The AI Regulatory Alignment Problem

This brief sheds light on the “regulatory misalignment” problem by considering the technical and institutional feasibility of four commonly proposed AI regulatory regimes.
Key Takeaways
Although the demand for AI regulation is at a near fever pitch and may reflect a variety of legitimate concerns, four common proposals to regulate AI—mandatory disclosure, registration, licensing, and auditing regimes—are not the magic remedy to cure all that ails AI. Before rushing into regulation, policymakers should consider feasibility, trade-offs, and unintended consequences.
Many proposals suffer from what we call the “regulatory alignment problem,” where a regulatory regime’s objective or impact either fails to remediate the AI-related risk at issue (i.e., regulatory mismatch) or conflicts with other societal values and regulatory goals (i.e., value conflict).
Establishing an AI super-regulator risks creating redundant, ambiguous, or conflicting jurisdiction given the breadth of AI applications and the number of agencies with existing AI-related regulatory authorities.
Adverse event reporting and third party-audits with government oversight can address key impediments to effective regulation by enabling the government to learn about risks of AI models and verify industry claims without drastically increasing its capacity.
Policymakers should not expect uniform implementation of regulatory principles absent clear guidance given operationalizing high-level definitions (e.g., “dangerous capabilities”) and AI principles (e.g., “fairness”) is not self-evident, value-neutral or even technically feasible in some cases.
Introduction
While the AI alignment problem—the notion that machine and human values may not be aligned—has arisen as an impetus for regulation, what is less recognized is that hurried calls to regulate create their own regulatory alignment problem, where proposals may distract, fail, or backfire.
In recent Senate testimony, OpenAI chief executive Sam Altman urged Congress to regulate AI, calling for AI safety standards, independent audits, and a new agency to issue licenses for developing advanced AI systems. His testimony echoed calls from various academics and AI researchers, who have long proposed “urgent priorities” for AI governance, including licensing procedures. Legislators have also expressed support for similar proposals. During the Altman hearing, Senator Lindsey Graham voiced support for “an agency that issues a license and can take it away.” He joined Senator Elizabeth Warren in proposing an independent regulatory commission with licensing powers over dominant tech platforms, including those that develop AI. Even more recently, Senators Richard Blumenthal and Josh Hawley proposed a regulatory framework featuring an independent oversight body, licensing and registration requirements for advanced or high-risk AI models, audits, and public disclosures.

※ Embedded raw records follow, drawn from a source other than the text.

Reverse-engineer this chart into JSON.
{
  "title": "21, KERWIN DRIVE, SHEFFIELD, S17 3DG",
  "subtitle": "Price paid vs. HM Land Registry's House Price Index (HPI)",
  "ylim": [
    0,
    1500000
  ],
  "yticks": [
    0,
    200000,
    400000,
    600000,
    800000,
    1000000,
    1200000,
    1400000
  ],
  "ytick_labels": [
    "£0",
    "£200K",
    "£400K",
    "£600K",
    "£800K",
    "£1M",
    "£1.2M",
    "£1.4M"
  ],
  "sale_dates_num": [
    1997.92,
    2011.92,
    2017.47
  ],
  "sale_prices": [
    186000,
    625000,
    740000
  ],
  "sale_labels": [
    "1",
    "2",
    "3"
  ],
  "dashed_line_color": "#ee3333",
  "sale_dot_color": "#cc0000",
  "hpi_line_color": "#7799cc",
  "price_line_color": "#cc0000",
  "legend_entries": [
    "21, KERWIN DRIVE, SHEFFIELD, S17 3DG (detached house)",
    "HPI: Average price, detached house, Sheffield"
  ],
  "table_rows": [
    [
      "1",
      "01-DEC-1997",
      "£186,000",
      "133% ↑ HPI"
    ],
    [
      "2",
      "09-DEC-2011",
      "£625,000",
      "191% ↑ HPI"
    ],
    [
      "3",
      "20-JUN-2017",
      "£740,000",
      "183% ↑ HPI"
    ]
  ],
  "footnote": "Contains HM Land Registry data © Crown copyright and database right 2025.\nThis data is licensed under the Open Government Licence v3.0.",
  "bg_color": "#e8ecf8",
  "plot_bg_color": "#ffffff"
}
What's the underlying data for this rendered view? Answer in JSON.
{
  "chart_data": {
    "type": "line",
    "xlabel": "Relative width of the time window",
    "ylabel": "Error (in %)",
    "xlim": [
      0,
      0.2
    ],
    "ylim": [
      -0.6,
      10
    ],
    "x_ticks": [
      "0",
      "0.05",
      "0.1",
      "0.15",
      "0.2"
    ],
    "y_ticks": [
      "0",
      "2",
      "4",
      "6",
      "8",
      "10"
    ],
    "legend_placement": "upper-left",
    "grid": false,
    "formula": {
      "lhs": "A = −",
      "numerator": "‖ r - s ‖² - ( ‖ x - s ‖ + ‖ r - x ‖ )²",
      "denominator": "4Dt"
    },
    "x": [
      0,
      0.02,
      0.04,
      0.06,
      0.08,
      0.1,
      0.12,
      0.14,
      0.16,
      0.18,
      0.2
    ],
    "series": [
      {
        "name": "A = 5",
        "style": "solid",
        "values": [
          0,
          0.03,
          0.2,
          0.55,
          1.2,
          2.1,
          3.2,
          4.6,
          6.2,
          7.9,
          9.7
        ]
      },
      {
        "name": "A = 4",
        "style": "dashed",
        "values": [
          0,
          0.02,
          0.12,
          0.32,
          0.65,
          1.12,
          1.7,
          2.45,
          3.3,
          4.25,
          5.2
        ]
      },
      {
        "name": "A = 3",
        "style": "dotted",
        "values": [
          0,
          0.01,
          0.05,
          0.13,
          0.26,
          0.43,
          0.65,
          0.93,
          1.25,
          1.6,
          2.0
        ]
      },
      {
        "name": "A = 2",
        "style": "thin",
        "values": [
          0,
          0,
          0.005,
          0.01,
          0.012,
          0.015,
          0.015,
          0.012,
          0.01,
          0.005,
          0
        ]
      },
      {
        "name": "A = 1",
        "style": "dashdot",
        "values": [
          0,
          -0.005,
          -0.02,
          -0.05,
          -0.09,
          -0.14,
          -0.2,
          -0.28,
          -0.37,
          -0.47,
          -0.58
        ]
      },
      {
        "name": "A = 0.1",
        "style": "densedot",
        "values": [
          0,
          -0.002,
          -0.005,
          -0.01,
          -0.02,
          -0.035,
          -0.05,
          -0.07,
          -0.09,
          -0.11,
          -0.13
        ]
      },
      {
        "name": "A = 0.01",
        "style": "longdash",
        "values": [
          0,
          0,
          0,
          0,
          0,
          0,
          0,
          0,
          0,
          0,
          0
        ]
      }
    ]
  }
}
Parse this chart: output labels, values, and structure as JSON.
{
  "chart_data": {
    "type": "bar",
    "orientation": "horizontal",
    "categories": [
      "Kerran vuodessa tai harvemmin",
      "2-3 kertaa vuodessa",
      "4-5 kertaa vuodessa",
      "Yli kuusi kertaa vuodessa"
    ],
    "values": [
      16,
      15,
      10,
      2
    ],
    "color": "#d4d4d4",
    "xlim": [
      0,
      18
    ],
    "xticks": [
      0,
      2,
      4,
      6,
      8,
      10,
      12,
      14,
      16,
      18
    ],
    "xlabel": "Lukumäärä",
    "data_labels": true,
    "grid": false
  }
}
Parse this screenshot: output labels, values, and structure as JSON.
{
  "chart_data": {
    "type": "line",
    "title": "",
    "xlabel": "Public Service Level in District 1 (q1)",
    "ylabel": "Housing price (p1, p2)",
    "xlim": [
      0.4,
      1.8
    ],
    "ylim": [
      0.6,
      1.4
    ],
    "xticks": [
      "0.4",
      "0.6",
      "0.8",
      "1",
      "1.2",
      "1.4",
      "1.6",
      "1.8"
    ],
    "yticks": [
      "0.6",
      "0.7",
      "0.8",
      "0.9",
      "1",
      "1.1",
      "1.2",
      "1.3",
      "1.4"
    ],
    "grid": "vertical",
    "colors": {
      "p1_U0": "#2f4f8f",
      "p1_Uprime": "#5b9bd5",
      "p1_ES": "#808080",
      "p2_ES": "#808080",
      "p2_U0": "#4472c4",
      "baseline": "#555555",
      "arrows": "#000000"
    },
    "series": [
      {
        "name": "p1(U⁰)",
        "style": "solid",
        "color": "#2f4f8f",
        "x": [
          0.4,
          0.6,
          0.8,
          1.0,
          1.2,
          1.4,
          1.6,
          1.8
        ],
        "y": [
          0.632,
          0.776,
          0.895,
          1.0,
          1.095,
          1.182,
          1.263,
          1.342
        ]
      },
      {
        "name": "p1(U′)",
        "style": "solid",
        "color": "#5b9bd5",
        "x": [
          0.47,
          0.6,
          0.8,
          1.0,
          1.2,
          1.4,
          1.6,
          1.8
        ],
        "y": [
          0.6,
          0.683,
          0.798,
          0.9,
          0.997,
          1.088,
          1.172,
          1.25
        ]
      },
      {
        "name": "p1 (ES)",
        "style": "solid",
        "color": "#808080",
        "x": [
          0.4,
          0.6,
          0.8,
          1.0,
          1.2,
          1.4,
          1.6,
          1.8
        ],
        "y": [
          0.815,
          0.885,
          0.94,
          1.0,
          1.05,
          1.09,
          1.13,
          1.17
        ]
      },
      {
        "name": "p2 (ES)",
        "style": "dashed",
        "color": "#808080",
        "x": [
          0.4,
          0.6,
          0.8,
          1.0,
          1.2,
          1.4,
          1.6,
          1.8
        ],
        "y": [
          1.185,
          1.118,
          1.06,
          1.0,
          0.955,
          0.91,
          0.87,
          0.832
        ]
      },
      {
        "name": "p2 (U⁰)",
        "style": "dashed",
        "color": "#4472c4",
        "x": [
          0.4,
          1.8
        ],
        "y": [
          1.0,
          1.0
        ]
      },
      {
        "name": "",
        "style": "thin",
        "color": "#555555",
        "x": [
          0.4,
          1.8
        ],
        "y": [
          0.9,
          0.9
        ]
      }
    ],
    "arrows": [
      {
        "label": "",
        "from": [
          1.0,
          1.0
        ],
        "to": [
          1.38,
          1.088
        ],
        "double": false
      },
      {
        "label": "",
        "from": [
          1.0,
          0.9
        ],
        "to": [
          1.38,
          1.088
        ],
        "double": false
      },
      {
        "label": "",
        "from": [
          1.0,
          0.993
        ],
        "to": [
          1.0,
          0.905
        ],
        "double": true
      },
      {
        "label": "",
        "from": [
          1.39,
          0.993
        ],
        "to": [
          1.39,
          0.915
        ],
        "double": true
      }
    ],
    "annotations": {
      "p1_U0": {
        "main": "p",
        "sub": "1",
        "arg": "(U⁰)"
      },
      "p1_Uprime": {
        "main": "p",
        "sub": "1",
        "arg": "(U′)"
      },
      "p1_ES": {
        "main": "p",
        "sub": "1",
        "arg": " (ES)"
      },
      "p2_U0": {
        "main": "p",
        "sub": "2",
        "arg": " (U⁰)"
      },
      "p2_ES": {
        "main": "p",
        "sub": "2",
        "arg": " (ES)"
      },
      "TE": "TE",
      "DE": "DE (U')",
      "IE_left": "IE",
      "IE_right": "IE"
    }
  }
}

But none of these proposals is straightforward to implement. For instance, licensing regimes, at best, may be technically or institutionally infeasible—requiring a dedicated agency, as well as clear eligibility criteria or standards for pre-market evaluations—all of which would take months, if not years to establish. At worst, a licensing scheme may undermine public safety and corporate competition by disproportionately burdening less-resourced actors—impeding useful
safety research and consolidating market power among a handful of well-resourced companies. Many of these concerns are not unique to licensing, but also apply to registration, disclosure, and auditing proposals.
In “AI Regulation Has Its Own Alignment Problem,” we consider the technical and institutional feasibility of four commonly proposed AI regulatory regimes—disclosure, registration, licensing, and auditing—described in the table, and conclude that each suffers from its own regulatory alignment problem. Some proposals may fail to address the problems they set out to solve due to technical or institutional constraints, while others may even worsen those problems or introduce entirely new harms. Proposals that purport to address all that ails AI (e.g., by mandating transparent, fair, privacy-preserving, accurate, and explainable AI) ignore the reality that many goals cannot be jointly satisfied.
Without access to quality information about harms, risks, and performance, regulatory misalignment is almost assured. The current state of affairs—where only a small number of private, self-interested actors know about risks arising from AI—creates “a dangerous dynamic” between industry experts and legislators reliant on industry expertise. The question is, what policies are best situated to address the underlying problem? Rather than rushing to poorly
calibrated or infeasible regulation, policymakers should first seek to enhance the government’s understanding of the risks and reliability of AI systems.